Die BBV hat daher eine Service-Telefonnummer (06103 20764-94) und eine Email-Adresse (support@bbv-rhein-neckar.de) für alle Kunden eingerichtet, die einen Vertrag mit der BBV abgeschlossen haben, jedoch bisher noch nicht erreichbar waren, keinen Kontakt hatten oder selber aufgenommen haben. Insbesondere bittet die BBV diese Kunden darum, die nachfolgenden vier Fragen zu beantworten, um den richtigen BBV-Mitarbeiter zu ihnen schicken zu können:

  • Gibt s in Ihrem Haus schon einen funktionierenden Glasfaseranschluss?
  • Wurde bei Ihnen schon ein Tiefbau für Glasfaser bis zum, oder in das Haus hergestellt?
  • Befindet sich im Haus (Innenseite Kellerwand, zur Straße) bereits ein Leerrohr (Querschnitt 7- 10 mm)?
  • Befindet sich im Haus (Innenseite Kellerwand, zur Straße) ein Röhrchen (Querschnitt 7- 10 mm), welches in einem Kästchen endet.

Wie Scharfenberger und Fuchs weiter erklärten, sei es das Ziel der BBV die bereits begonnen Tätigkeiten möglichst rasch in enger Abstimmung und Koordination mit allen Kunden zu realisieren. Dies umfasst ausdrücklich auch alle notwendigen Abstimmungen der Tiefbauarbeiten mit der Ortsgemeinde und dem Ortsbürgermeister. Über den Baufortschritt der überschaubaren Tiefbauarbeiten sollen alle Bürgerinnen und Bürger von Römerberg zeitnah über die Kommunikationskanäle der Gemeinde informiert werden. Mögliche Behinderungen und Einschränkungen durch Tiefbaumaßnahmen bittet die BBV zu entschuldigen.

Die Frage, ob die BBV den Netzzugang auch für Wettbewerber öffne, beantworteten beide mit Ja. Dies hänge aber von deren tatsächlichem Interesse ab.

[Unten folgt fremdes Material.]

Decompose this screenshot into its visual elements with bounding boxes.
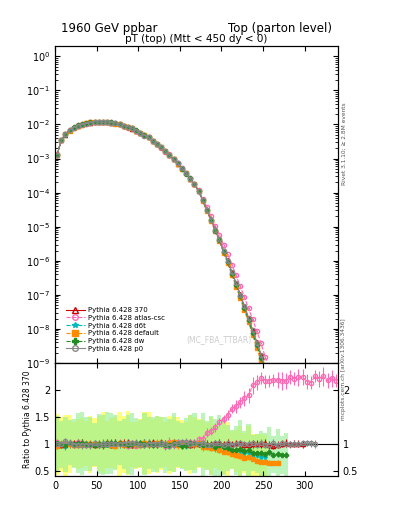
Text: Top (parton level): Top (parton level) xyxy=(228,22,332,35)
Legend: Pythia 6.428 370, Pythia 6.428 atlas-csc, Pythia 6.428 d6t, Pythia 6.428 default: Pythia 6.428 370, Pythia 6.428 atlas-csc… xyxy=(64,306,166,353)
Text: Rivet 3.1.10; ≥ 2.8M events: Rivet 3.1.10; ≥ 2.8M events xyxy=(342,102,346,185)
Text: (MC_FBA_TTBAR): (MC_FBA_TTBAR) xyxy=(187,335,252,344)
Text: mcplots.cern.ch [arXiv:1306.3436]: mcplots.cern.ch [arXiv:1306.3436] xyxy=(342,318,346,419)
Title: pT (top) (Mtt < 450 dy < 0): pT (top) (Mtt < 450 dy < 0) xyxy=(125,34,268,44)
Y-axis label: Ratio to Pythia 6.428 370: Ratio to Pythia 6.428 370 xyxy=(23,371,32,468)
Text: 1960 GeV ppbar: 1960 GeV ppbar xyxy=(61,22,157,35)
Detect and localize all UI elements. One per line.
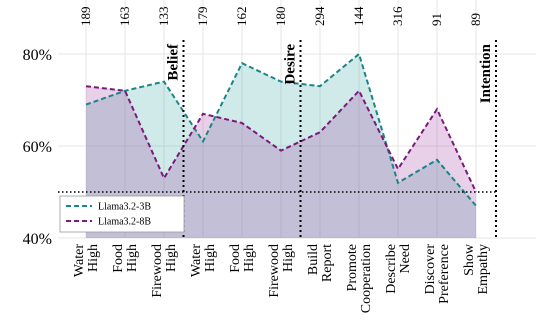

Gleichzeitig machten beide auf die Tatsache aufmerksam, dass hier tatsächlich 1.000 Haushalte und Betriebe zusätzlich ohne Förderung und Steuergelder einen weitestgehend kostenfreien Glasfaserzugang erhalten, den das Unternehmen und seine Anteilseigner komplett selber finanzieren. Angesichts des Förderstopps und der erwarteten deutlich strikteren Förderung ab 2023 seitens der Bundesregierung sei dies jedenfalls die bessere Alternative, als letztlich erst, wenn überhaupt in vielen Jahren eine Glasfaserzugangsmöglichkeit zu erhalten.